Zydorek kann den Vorwurf der Doppelmoral nachvollziehen. „Ich kann gut verstehen, wenn Deinfluencing als heuchlerisch und als Versuch angesehen wird, im Wettbewerb herauszustechen.“ Wenn man nur einige wenige Produkte kritisiere, „dann ist das eine durchschaubare Taktik“.

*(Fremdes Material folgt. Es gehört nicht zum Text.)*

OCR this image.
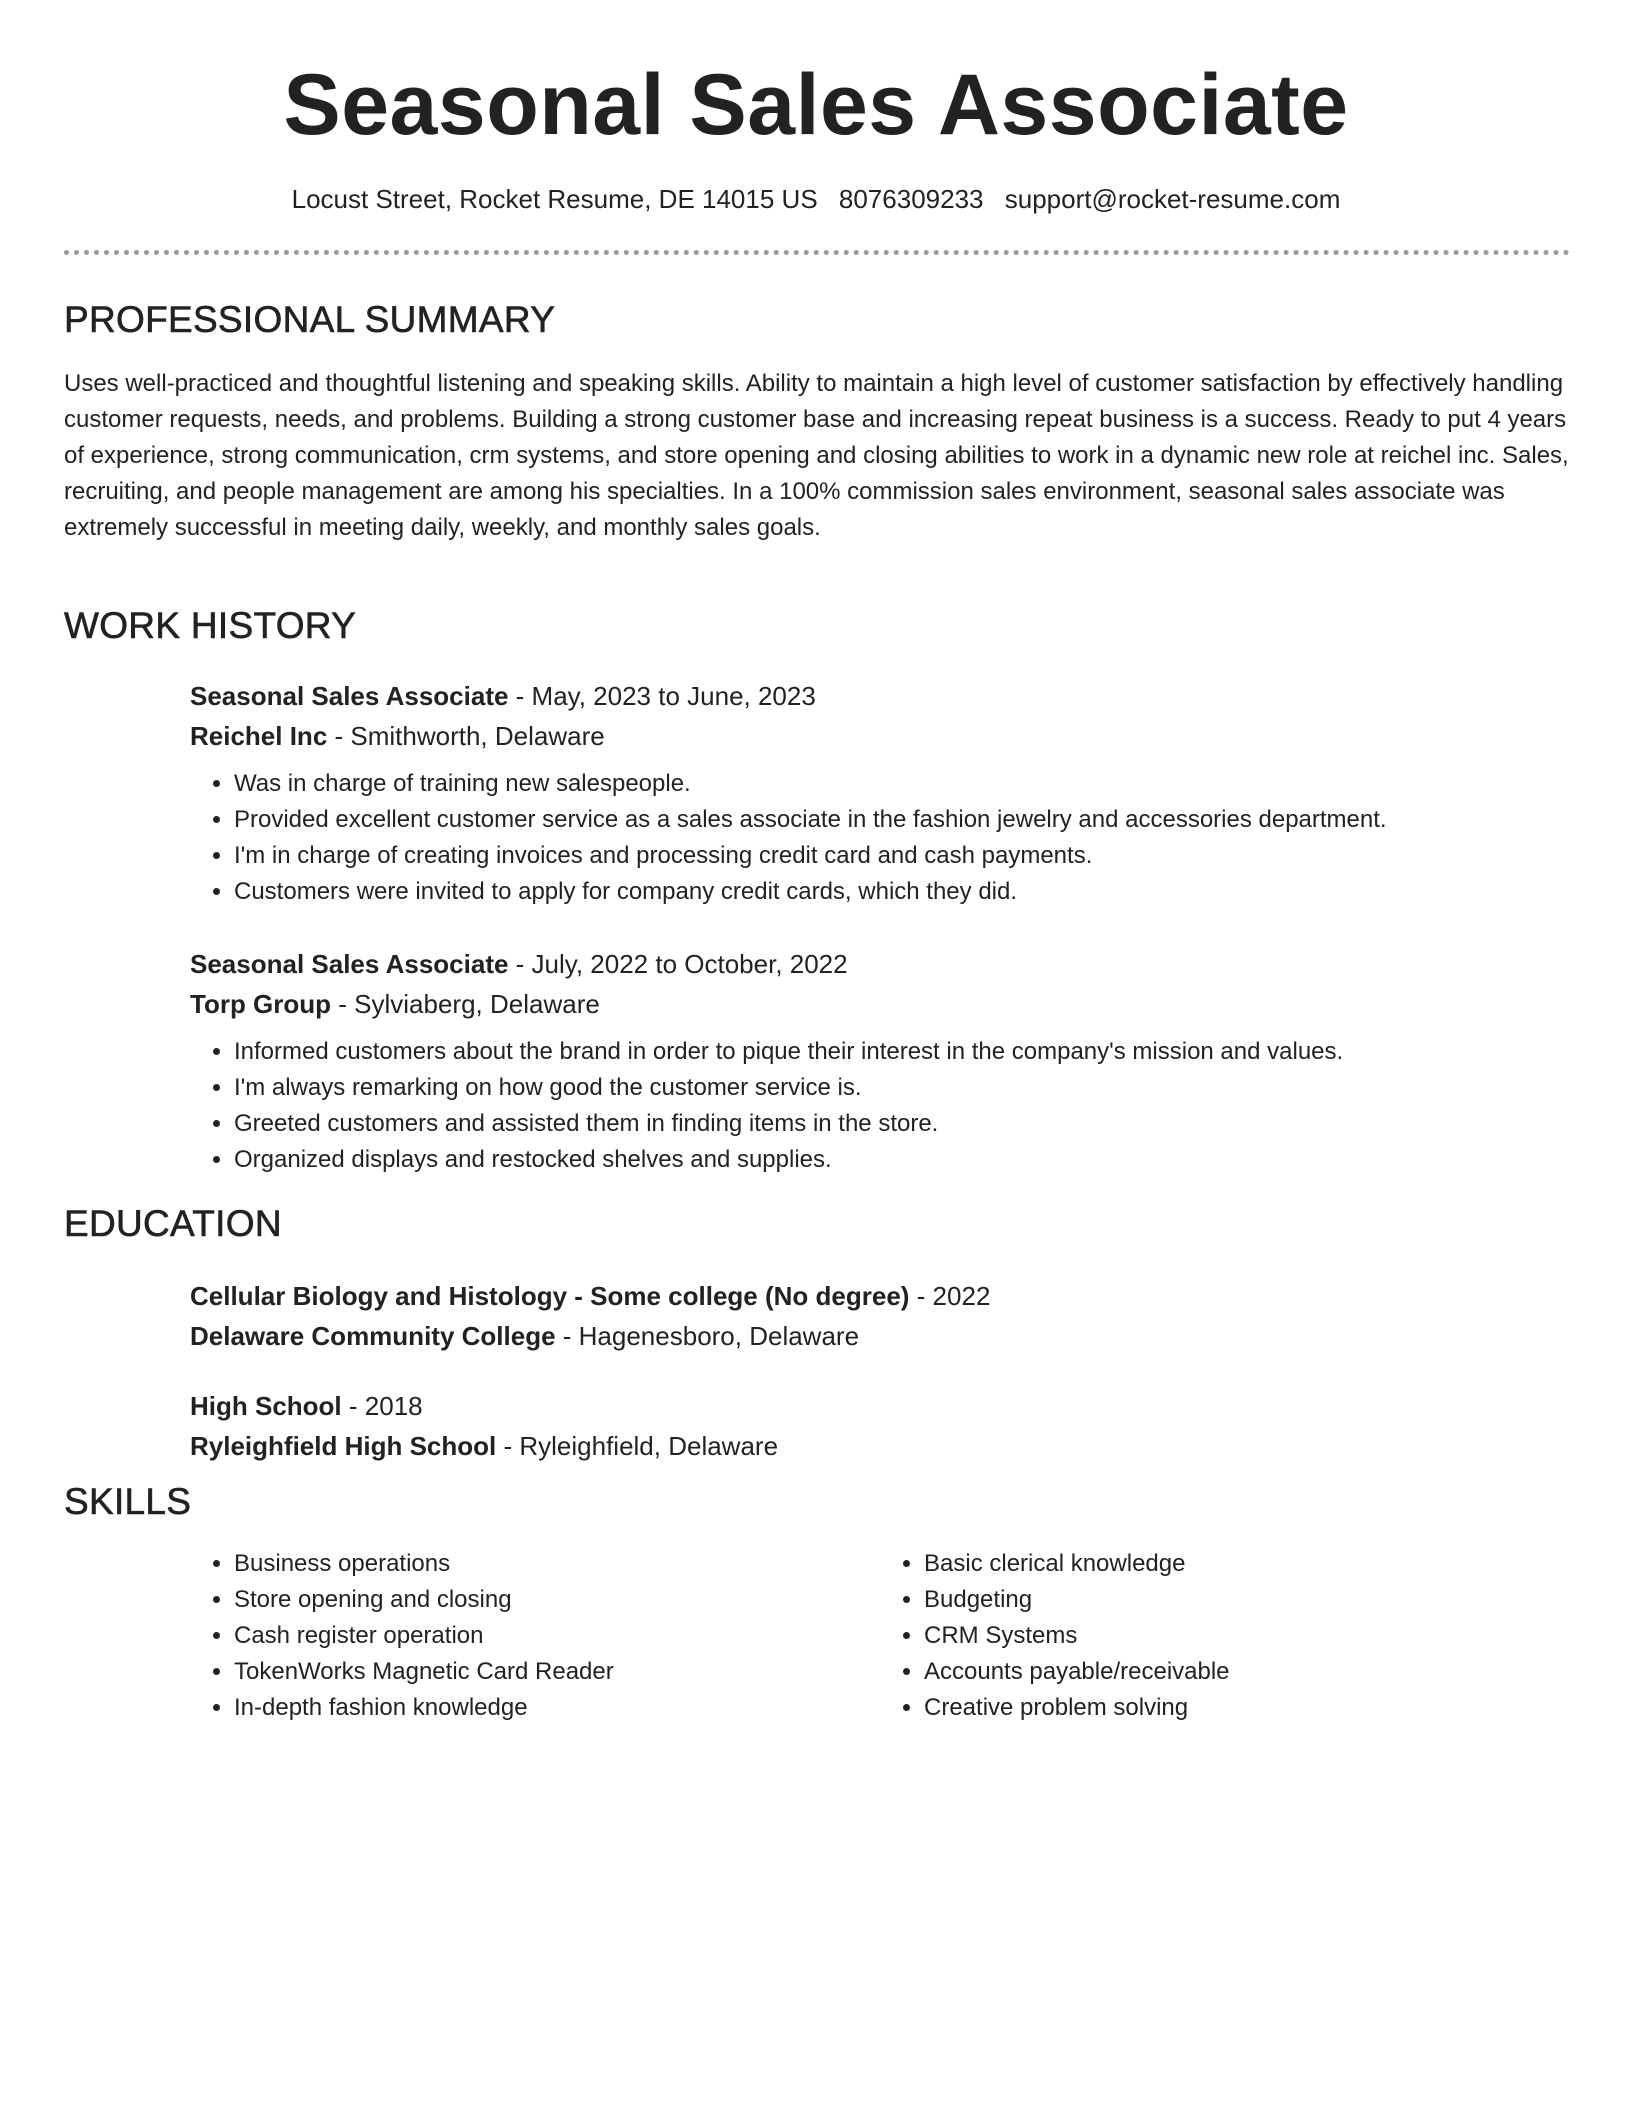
Seasonal Sales Associate

Locust Street, Rocket Resume, DE 14015 US 8076309233 support@rocket-resume.com

PROFESSIONAL SUMMARY

Uses well-practiced and thoughtful listening and speaking skills. Ability to maintain a high level of customer satisfaction by effectively handling customer requests, needs, and problems. Building a strong customer base and increasing repeat business is a success. Ready to put 4 years of experience, strong communication, crm systems, and store opening and closing abilities to work in a dynamic new role at reichel inc. Sales, recruiting, and people management are among his specialties. In a 100% commission sales environment, seasonal sales associate was extremely successful in meeting daily, weekly, and monthly sales goals.

WORK HISTORY

Seasonal Sales Associate - May, 2023 to June, 2023

Reichel Inc - Smithworth, Delaware

• Was in charge of training new salespeople.
• Provided excellent customer service as a sales associate in the fashion jewelry and accessories department.
• I'm in charge of creating invoices and processing credit card and cash payments.
• Customers were invited to apply for company credit cards, which they did.

Seasonal Sales Associate - July, 2022 to October, 2022

Torp Group - Sylviaberg, Delaware

• Informed customers about the brand in order to pique their interest in the company's mission and values.
• I'm always remarking on how good the customer service is.
• Greeted customers and assisted them in finding items in the store.
• Organized displays and restocked shelves and supplies.
EDUCATION

Cellular Biology and Histology - Some college (No degree) - 2022

Delaware Community College - Hagenesboro, Delaware

High School - 2018

Ryleighfield High School - Ryleighfield, Delaware

SKILLS
• Business operations
• Store opening and closing
• Cash register operation
• TokenWorks Magnetic Card Reader
• In-depth fashion knowledge
• Basic clerical knowledge
• Budgeting
• CRM Systems
• Accounts payable/receivable
• Creative problem solving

Doch diesen Marketingkniff können sich längst nicht alle Tiktoker erlauben. Denn wer über Produkte lästert, der riskiert, dass potenzielle Werbepartner verprellt werden. Branchenstars wie Lisa und Lena, Dagi Bee und Pamela Reif können sich Deinfluencing laut Zydorek nicht erlauben. „Es ist für solche Influencer dann eher geschäftsschädigend, von Produkten abzuraten.“

Neuer Trend Deinfluencing

Ehrlichkeit
Social-Media-Marketingexpertin Ann-Katrin Schmitz sieht im Deinfluencing einen wichtigen Trend, der bleiben werde: „Gute Influencer haben schon immer ehrliche Empfehlungen abseits ihrer Werbekooperationen ausgesprochen. Da liegt es nur nahe, genauso auszusprechen, wenn Marken oder Produkte nicht halten, was sie versprechen. Viele haben verstanden, dass Authentizität und eine loyale Community langfristig mehr für ihr Business tun als möglichst viel Werbung.“

Risiko
Doch gerade für gewerbsmäßige Influencer seien Anti-Empfehlungen zugleich ein Risiko. „Kritik an Marken kann Werbepartner abschrecken“, so Schmitz.